Nach dem hier maßgeblichen französischen Verfahrensrecht gilt ein Schriftstück, das für eine Person im Ausland bestimmt ist, bereits in dem Zeitpunkt als zugestellt, in dem der Gerichtsvollzieher es dem Staatsanwalt des zuständigen inländischen Gerichtes übergeben hat (Art. 684, 685 Nouveau Code de procedure civile). Allein durch die Zustellung nach diesen Vorschriften, die aufgrund der Vorlage der „Assigniation devyant le Tribunal de Grande Instance“ (AS. 161 ff. nebst Übergabebescheinigung des Gerichtsvollziehers und Sichtvermerk des Staatsanwalts, letzte Seite, AS. 167) als nachgewiesen angesehen werden kann, ist aber eine ordnungsgemäße Zustellung iSd Art. 27 Nr. 2 EuGVÜ noch nicht erfolgt. Im Verhältnis zwischen der Bundesrepublik Deutschland und Frankreich gilt das Haager Übereinkommen über die Zustellung gerichtlicher Schriftstücke im Ausland in Zivil- und Handelssachen – HÜZ – vom 15.11.1965 (BGBl 1977, II S. 1452). Dementsprechend ist die Frage der ordnungsgemäßen Zustellung nach diesem Abkommen zu beurteilen (vgl. OLG Saarbrücken aaO, S. 37; ebenso erkennbar auch BGH NJW 91, 641; 93, 598; a.A. OLG Düsseldorf, aaO; Geimer, IPrax 85, 6/8; Kropholler Europäisches Zivilprozeßrecht, 4. Aufl., Rn. 29 zu Art. 27 EuGVÜ). Für eine Zustellung der das Verfahren einleitenden Schriftstücke nach Maßgabe des Art. 5 HÜZ ist im vorliegenden Falle überhaupt nichts dargelegt bzw. nachgewiesen. Die Behauptung des Antragsgegners, ihm sei im gesamten Verlauf des Verfahrens keine Ladung oder ein sonstiges Schriftstück zugegangen, ist aus den vorliegenden Unterlagen nicht zu widerlegen.

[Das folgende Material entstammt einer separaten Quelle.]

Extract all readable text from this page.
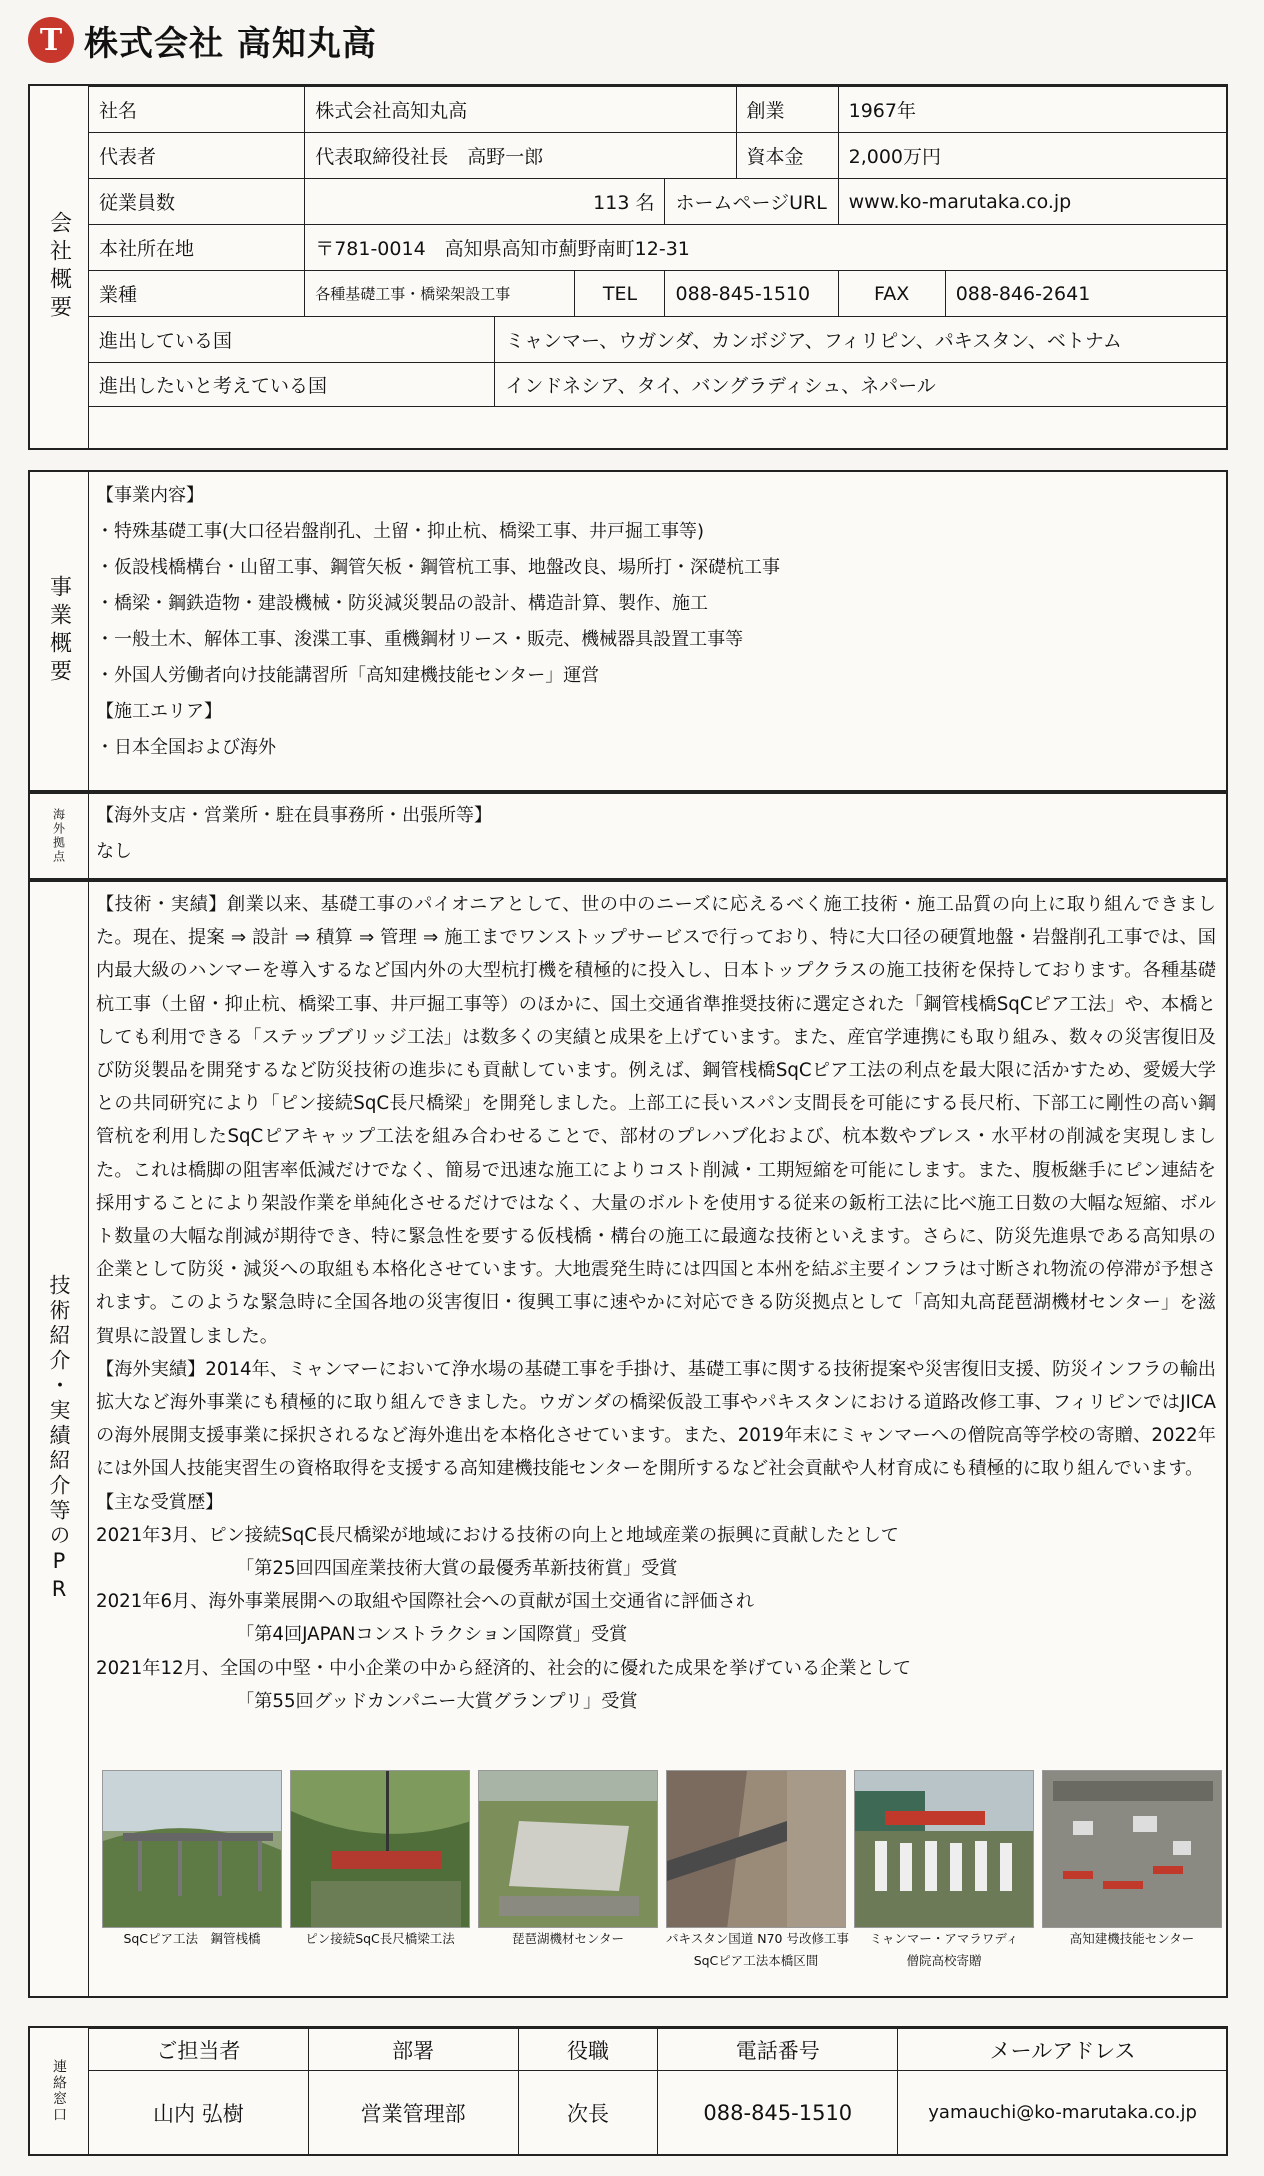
T 株式会社 高知丸高
会社概要
社名	株式会社高知丸高				創業	1967年	
代表者	代表取締役社長　高野一郎				資本金	2,000万円	
従業員数	113 名			ホームページURL		www.ko-marutaka.co.jp	
本社所在地	〒781-0014　高知県高知市薊野南町12-31						
業種	各種基礎工事・橋梁架設工事		TEL	088-845-1510		FAX	088-846-2641
進出している国		ミャンマー、ウガンダ、カンボジア、フィリピン、パキスタン、ベトナム					
進出したいと考えている国		インドネシア、タイ、バングラディシュ、ネパール					
事業概要
【事業内容】
・特殊基礎工事(大口径岩盤削孔、土留・抑止杭、橋梁工事、井戸掘工事等)
・仮設桟橋構台・山留工事、鋼管矢板・鋼管杭工事、地盤改良、場所打・深礎杭工事
・橋梁・鋼鉄造物・建設機械・防災減災製品の設計、構造計算、製作、施工
・一般土木、解体工事、浚渫工事、重機鋼材リース・販売、機械器具設置工事等
・外国人労働者向け技能講習所「高知建機技能センター」運営
【施工エリア】
・日本全国および海外
海外拠点 【海外支店・営業所・駐在員事務所・出張所等】
なし
技術紹介・実績紹介等のPR

【技術・実績】創業以来、基礎工事のパイオニアとして、世の中のニーズに応えるべく施工技術・施工品質の向上に取り組んできました。現在、提案 ⇒ 設計 ⇒ 積算 ⇒ 管理 ⇒ 施工までワンストップサービスで行っており、特に大口径の硬質地盤・岩盤削孔工事では、国内最大級のハンマーを導入するなど国内外の大型杭打機を積極的に投入し、日本トップクラスの施工技術を保持しております。各種基礎杭工事（土留・抑止杭、橋梁工事、井戸掘工事等）のほかに、国土交通省準推奨技術に選定された「鋼管桟橋SqCピア工法」や、本橋としても利用できる「ステップブリッジ工法」は数多くの実績と成果を上げています。また、産官学連携にも取り組み、数々の災害復旧及び防災製品を開発するなど防災技術の進歩にも貢献しています。例えば、鋼管桟橋SqCピア工法の利点を最大限に活かすため、愛媛大学との共同研究により「ピン接続SqC長尺橋梁」を開発しました。上部工に長いスパン支間長を可能にする長尺桁、下部工に剛性の高い鋼管杭を利用したSqCピアキャップ工法を組み合わせることで、部材のプレハブ化および、杭本数やブレス・水平材の削減を実現しました。これは橋脚の阻害率低減だけでなく、簡易で迅速な施工によりコスト削減・工期短縮を可能にします。また、腹板継手にピン連結を採用することにより架設作業を単純化させるだけではなく、大量のボルトを使用する従来の鈑桁工法に比べ施工日数の大幅な短縮、ボルト数量の大幅な削減が期待でき、特に緊急性を要する仮桟橋・構台の施工に最適な技術といえます。さらに、防災先進県である高知県の企業として防災・減災への取組も本格化させています。大地震発生時には四国と本州を結ぶ主要インフラは寸断され物流の停滞が予想されます。このような緊急時に全国各地の災害復旧・復興工事に速やかに対応できる防災拠点として「高知丸高琵琶湖機材センター」を滋賀県に設置しました。

【海外実績】2014年、ミャンマーにおいて浄水場の基礎工事を手掛け、基礎工事に関する技術提案や災害復旧支援、防災インフラの輸出拡大など海外事業にも積極的に取り組んできました。ウガンダの橋梁仮設工事やパキスタンにおける道路改修工事、フィリピンではJICAの海外展開支援事業に採択されるなど海外進出を本格化させています。また、2019年末にミャンマーへの僧院高等学校の寄贈、2022年には外国人技能実習生の資格取得を支援する高知建機技能センターを開所するなど社会貢献や人材育成にも積極的に取り組んでいます。

【主な受賞歴】

2021年3月、ピン接続SqC長尺橋梁が地域における技術の向上と地域産業の振興に貢献したとして

「第25回四国産業技術大賞の最優秀革新技術賞」受賞

2021年6月、海外事業展開への取組や国際社会への貢献が国土交通省に評価され

「第4回JAPANコンストラクション国際賞」受賞

2021年12月、全国の中堅・中小企業の中から経済的、社会的に優れた成果を挙げている企業として

「第55回グッドカンパニー大賞グランプリ」受賞

SqCピア工法　鋼管桟橋	ピン接続SqC長尺橋梁工法	琵琶湖機材センター	パキスタン国道 N70 号改修工事
SqCピア工法本橋区間
ミャンマー・アマラワディ
僧院高校寄贈
高知建機技能センター
連絡窓口
ご担当者	部署	役職	電話番号	メールアドレス
山内 弘樹	営業管理部	次長	088-845-1510	yamauchi@ko-marutaka.co.jp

Die im Termin vom 20.08.1991 vor dem Amtsgericht Freiburg versuchte Zustellung betraf Schriftstücke des Berufungsgerichtes in Nimes, deren Inhalt nicht bekannt ist (vgl. die beigezogenen Akten des AG Freiburg 3 AR 216/91). Auf die Frage, ob der Antragsgegner die Annahme dieser Schriftstücke zu Recht verweigert hat, sowie auf die weitere Frage, ob er in sonstiger Weise, etwa durch den mitverklagten Prof. S. von der Klagerhebung in Frankreich Kenntnis erhalten hat, kommt es im vorliegenden Verfahren nicht an. In diesem Verfahren ist nur zu prüfen, ob die Zustellung der das Verfahren (vor dem erstinstanzlichen Gericht in Avignon) einleitenden Schriftstücke ordnungsgemäß und rechtzeitig erfolgt ist. Ist dies nicht der Fall, liegen also die Voraussetzungen des Art. 27 Nr. 2 EuGVÜ vor, kann das ausländische Urteil auch dann nicht anerkannt werden, wenn der Beklagte von ihm nach seinem Erlaß Kenntnis erhalten und dagegen keinen – an sich zulässigen – Rechtsbehelf eingelegt hat (BGH NJW 93, 2688). Aus diesem Grunde ist es auch unerheblich, ob der Antragsgegner die Aufhebung der Entscheidungen des Berufungsgerichtes in Nîmes im Wege der Kassationsklage hätte erreichen können bzw., falls er eine solche Klage tatsächlich erhoben haben sollte, erreichen kann.
III. Den in Frage stehenden Entscheidungen des französischen Berufungsgerichts war aus diesen Gründen die Anerkennung zu versagen, der Antrag auf Vollstreckbarerklärung war unter Abänderung des angefochtenen Beschlusses zurückzuweisen.